Em recente entrevista ao Programa das Nações Unidas para o Meio Ambiente (Pnuma), Bernard Bett, especialista em doenças infecciosas negligenciadas e emergentes do Instituto Internacional de Pesquisa Pecuária, disse que a invasão de habitats naturais tem intensificado o surgimento de doenças zoonóticas e favorecido pandemias como a covid-19, que se tornou uma doença mais letal do que aquelas desencadeadas por outros tipos de coronavírus.
Ele também cita como exemplo a pecuária intensiva, em que animais são criados em “pequenos e densos ambientes”. “Esses animais que são frequentemente criados nas fazendas têm uma diversidade genética limitada. Populações geneticamente homogêneas são mais suscetíveis a doenças.”

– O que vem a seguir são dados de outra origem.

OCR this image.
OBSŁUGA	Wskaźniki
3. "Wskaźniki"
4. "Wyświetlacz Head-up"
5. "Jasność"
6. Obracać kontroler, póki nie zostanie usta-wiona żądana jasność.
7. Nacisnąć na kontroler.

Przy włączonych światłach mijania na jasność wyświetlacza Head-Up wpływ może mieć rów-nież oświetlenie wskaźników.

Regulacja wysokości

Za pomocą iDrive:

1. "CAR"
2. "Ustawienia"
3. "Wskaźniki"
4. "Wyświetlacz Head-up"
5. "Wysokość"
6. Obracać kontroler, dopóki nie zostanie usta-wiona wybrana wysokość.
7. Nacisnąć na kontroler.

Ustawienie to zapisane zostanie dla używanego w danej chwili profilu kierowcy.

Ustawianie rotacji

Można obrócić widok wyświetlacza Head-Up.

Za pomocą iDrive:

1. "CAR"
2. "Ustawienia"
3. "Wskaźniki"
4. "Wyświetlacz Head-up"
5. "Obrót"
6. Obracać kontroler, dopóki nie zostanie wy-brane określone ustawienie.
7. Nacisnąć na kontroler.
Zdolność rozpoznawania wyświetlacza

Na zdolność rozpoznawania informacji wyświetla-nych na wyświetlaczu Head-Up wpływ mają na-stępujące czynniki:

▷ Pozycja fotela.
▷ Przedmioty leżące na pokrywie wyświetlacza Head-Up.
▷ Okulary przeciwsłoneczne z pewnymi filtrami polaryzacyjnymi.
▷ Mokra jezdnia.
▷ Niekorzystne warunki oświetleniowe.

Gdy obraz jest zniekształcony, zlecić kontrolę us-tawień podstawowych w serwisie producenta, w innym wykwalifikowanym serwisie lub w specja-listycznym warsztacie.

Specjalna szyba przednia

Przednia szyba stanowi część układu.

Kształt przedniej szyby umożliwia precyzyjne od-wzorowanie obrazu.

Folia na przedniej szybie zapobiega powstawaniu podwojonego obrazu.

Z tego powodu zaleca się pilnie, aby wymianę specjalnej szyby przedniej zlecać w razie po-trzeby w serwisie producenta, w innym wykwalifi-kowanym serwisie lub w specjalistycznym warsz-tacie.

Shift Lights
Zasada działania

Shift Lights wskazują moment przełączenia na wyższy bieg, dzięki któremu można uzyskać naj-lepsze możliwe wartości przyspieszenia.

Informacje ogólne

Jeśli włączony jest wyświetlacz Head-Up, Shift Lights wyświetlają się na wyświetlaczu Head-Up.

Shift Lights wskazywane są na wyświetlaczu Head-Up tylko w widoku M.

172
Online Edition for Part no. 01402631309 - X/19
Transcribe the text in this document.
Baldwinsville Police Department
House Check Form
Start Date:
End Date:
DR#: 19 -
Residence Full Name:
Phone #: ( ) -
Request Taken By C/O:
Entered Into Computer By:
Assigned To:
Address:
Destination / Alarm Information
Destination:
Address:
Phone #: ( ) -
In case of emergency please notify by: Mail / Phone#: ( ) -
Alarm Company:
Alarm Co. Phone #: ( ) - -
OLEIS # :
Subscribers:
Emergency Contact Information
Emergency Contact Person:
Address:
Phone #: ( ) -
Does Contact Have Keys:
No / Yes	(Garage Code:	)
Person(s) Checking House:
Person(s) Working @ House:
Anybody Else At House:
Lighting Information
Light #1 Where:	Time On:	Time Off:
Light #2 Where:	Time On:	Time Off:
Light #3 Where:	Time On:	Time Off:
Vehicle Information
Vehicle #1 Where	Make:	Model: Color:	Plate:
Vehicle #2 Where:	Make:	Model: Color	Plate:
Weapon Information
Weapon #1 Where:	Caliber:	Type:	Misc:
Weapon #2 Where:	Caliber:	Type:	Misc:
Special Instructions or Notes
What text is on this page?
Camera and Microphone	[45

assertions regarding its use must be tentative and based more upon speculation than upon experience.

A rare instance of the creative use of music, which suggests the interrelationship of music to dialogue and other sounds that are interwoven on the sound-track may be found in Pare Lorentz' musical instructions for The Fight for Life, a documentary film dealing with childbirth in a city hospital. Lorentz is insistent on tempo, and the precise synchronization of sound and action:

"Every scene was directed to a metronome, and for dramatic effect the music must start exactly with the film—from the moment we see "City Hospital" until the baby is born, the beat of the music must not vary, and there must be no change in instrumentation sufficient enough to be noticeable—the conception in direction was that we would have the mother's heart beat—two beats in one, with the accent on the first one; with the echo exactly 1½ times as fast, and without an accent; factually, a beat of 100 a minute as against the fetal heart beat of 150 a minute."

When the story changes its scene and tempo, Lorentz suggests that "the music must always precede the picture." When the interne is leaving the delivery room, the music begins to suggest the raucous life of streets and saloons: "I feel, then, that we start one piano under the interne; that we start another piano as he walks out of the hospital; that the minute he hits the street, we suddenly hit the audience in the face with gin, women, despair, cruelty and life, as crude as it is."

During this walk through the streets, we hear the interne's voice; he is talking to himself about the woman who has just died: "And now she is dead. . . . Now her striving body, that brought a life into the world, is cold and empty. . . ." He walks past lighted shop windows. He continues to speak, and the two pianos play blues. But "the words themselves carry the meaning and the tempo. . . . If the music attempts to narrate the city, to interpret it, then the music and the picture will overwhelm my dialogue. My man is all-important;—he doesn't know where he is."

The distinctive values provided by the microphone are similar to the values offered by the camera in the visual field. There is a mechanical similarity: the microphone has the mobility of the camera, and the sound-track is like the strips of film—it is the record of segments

Bett prevê que esse sistema que é uma tendência crescente em um mundo cada vez mais populoso pode trazer consequências ainda mais graves. Ele também aponta que a utilização de áreas protegidas para pastoreio ilegal e caça de animais silvestres coloca humanos e animais domésticos em contato direto com ambientes potencialmente infectados.
“O uso da terra e as mudanças climáticas reduzem a capacidade do ambiente de controlar infecções. Esses fatores desestabilizam a interação patógeno-hospedeiro em ambientes limpos, aumentando a oportunidade de disseminação zoonótica”, diz.
Segundo o especialista, quando os habitats da vida selvagem são degradados ou as pessoas estabelecem seus próprios assentamentos em algumas áreas, elas se tornam parte do ecossistema e do ciclo selvático – o ciclo de transmissão viral que ocorre entre os animais nas florestas.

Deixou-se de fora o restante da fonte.